Cost to enter the park is 60 Rand per person as of January 2008.
The park website can be found at http://www.sanparks.org/parks/table_mountain/
The Cape of Good Hope is honestly the end of Africa. No kidding... I had to go see for myself and wow.... It was the best feeling I've ever experienced in my entire life.
Getting there - Rented a car from Cape Town, don't cost too much. Got some warnings from the car rental guy. Took the map and Vrooooom.... a really interesting journey all the way there.
Just before reaching there, you had to pay some sort of small toll for moving in a reserved area of S.Africa.
Then as you reach the end of the road, your next journey would be by foot. Paying the entrance fee, you have to hike up around 1 km but you'll be distracted by the sheer beauty of the ocean's view.
Up top, you'll come to the little lighthouse and that my friends is where you'll experience the best feeling ever! Imagine winds from 2 ocean's hitting you at the same time! Wow! Amazing feeling.... just amazing.
Those of you who have been there and don't want to go up, there's a great cafe by the foot of the place. Tourist shop sells pretty interesting stuff there too.
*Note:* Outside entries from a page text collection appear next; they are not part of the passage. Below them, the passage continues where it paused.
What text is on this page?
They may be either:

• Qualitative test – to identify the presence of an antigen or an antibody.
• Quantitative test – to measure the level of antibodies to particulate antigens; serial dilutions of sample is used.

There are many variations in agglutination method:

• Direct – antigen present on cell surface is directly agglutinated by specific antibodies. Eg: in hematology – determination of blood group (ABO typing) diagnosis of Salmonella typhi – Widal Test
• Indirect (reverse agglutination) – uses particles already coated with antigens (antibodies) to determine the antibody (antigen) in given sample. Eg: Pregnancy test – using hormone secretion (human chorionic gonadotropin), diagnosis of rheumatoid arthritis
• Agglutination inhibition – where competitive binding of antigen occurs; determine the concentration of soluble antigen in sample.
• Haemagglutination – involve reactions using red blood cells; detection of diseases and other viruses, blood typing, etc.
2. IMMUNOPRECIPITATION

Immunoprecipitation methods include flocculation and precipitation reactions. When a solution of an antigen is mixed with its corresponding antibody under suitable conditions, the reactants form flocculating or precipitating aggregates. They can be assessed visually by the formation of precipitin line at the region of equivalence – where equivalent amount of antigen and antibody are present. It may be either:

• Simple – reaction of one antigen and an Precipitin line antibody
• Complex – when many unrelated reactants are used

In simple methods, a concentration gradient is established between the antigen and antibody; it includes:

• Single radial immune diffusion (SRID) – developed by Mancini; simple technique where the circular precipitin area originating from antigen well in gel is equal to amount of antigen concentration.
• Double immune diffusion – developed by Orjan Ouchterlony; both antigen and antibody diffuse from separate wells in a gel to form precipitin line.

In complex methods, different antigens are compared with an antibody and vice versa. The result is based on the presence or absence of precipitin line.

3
I saw a can of 'Fresh South African Air' being on sale too lol.
This nature reserve is located on a peninsula stretching south into the Atlantic Ocean only 60kms southwest of Cape Town. It is home to baboons, zebra and springbok. However, the main attraction is the spectacular coastal views at Cape Point. You can do a hike from Cape Point to the Cape of Good Hope, this will take about 40 mins or you can take a scenic funicular ride to an old lighthouse.
Take a drive down to Cape Point and the Cape of Good Hope. Not only is it a great drive down there but when there it's a really beautiful experience. On the drive down there stop off at Simonstown for a break or just outside Simonstown is Boulders Beach where you can take a look at the penguin colony.
This famous cape straight from the history books was visited by the Portuguese navigator, Bartolomeu Dias in 1488. It is the most South Westerly point of the African continent and was considered a gateway to India and the Orient. It is a place of great natural beauty for its cliffs, pounding surf , and wildlife. The afternoon we were there we saw ostriches, tortoises, hawks, and baboons.